Structural Fire Engineering
Structural Fire Engineering is the application of heat transfer and structural principles to analyze the thermal and structural response of buildings in fire. The Cardington Fire Tests (as well as considerable research conducted over the last 10+ years) demonstrated that failure of one structural element in a fire does not necessarily lead to total structural collapse. Structures usually have some degree of redundancy, meaning that when a structural member is compromised, its load is transferred to other structural elements without catastrophic failure. However, most AHJs in the US are (rightfully) reluctant to accept the idea that failure of a load-bearing beam or column in a building during a fire is “OK” due to inherent structural redundancies. For this reason, most structural fire engineering in the United States is accomplished by designing active and passive fire protection systems to prevent structural members from reaching a critical failure temperature for a specified time interval. Very rarely does structural fire engineering in the US actually involve any structural analysis other than determining expected temperatures in structures exposed to fire. Essentially, structural fire engineering in the US boils down to a heat transfer analysis to determine the maximum temperatures that would result in structural members, usually steel, exposed to fires. If structural redundancies are to be considered, as is sometimes done outside of the US, then the structural fire engineer must also be knowledgeable in structural analysis. Common applications of structural fire engineering include:
- The omission of fireproofing from structural steel. Since prescriptive building codes do not consider unique aspects of buildings, there are some situations where structural fireproofing can be omitted with no reduction in safety. For example, if a structural fire engineer can show that the temperature of an unprotected steel member exposed to fire will not exceed a critical failure temperature, then fireproofing can be safely omitted. This not only reduces cost but can also have positive impacts on building aesthetics.

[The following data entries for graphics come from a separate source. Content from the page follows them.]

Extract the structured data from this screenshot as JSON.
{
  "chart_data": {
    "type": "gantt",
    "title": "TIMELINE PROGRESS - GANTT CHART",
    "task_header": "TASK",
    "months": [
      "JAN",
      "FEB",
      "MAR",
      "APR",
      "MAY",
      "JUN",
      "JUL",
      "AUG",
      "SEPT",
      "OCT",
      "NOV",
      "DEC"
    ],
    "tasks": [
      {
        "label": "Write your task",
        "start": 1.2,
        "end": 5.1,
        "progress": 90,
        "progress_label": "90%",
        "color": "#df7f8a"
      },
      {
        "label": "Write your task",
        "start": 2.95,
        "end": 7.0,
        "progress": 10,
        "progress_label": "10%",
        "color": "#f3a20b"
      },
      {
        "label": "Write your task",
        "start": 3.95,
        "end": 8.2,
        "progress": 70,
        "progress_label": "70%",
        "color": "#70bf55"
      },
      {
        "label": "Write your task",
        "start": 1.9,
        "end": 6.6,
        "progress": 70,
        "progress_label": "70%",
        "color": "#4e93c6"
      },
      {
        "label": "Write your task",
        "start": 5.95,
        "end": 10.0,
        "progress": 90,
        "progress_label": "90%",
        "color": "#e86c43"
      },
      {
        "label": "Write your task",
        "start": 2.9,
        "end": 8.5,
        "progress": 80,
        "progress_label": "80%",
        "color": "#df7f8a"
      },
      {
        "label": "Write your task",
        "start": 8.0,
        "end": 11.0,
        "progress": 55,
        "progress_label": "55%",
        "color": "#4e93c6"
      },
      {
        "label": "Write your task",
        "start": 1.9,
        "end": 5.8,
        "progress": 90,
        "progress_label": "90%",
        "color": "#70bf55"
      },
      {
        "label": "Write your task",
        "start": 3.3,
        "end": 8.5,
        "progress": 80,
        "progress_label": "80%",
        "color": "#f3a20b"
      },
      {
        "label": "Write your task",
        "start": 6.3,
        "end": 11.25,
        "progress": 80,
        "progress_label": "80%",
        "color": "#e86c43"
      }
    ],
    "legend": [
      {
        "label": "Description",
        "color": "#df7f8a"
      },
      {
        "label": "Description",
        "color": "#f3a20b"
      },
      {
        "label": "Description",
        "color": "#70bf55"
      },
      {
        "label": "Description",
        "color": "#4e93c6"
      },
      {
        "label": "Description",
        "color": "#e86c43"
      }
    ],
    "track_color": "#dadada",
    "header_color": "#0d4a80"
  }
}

- Structural fire engineers are sometimes asked to determine the required thickness of spray-applied fire-resistant materials (SFRM) or intumescent coatings. Heat transfer principles can be applied to determine the thickness of SFRM or intumescent coatings required to provide a certain level of fire resistance. SFRM is usually a cementitious material that reduces to rate of heat transfer to steel structures exposed to fire. It is usually only applied to structural members in spaces where aesthetics are not a major concern. Intumescent coatings are more expensive than SFRM but are more aesthetically appealing. They are usually applied to structural members as several layers of paint, sometimes with a final protective gel coat. Intumescent coatings swell under heating, often by a factor of 20 to 50, to produce a low-density porous residue that insulates structural members from the heat of a fire. Determining the appropriate type of fire protection and the required thickness is an important aspect of structural fire engineering.
- Determination of equivalent fire resistance ratings. In the US, fire resistance ratings are determined by the ASTM E119 furnace test, often at a cost of $10,000 to $20,000 per assembly. Under prescriptive codes, slight variations of the same basic assembly must be separately tested in ASTM E119 to determine its fire resistance rating. For example, a concrete assembly with two different sizes of rebar would be considered two different assemblies under prescriptive codes; therefore, it would be necessary to test each assembly separately in the ASTM E119 furnace. From a practical standpoint, this adds unnecessary cost since a structural fire engineer can apply basic heat transfer principles to determine the expected fire resistance rating of a variation of an assembly having a known fire resistance rating. AHJs may accept this type of structural fire engineering analysis in lieu of ASTM E119 testing if the analysis is stamped by a licensed Fire Protection Engineer.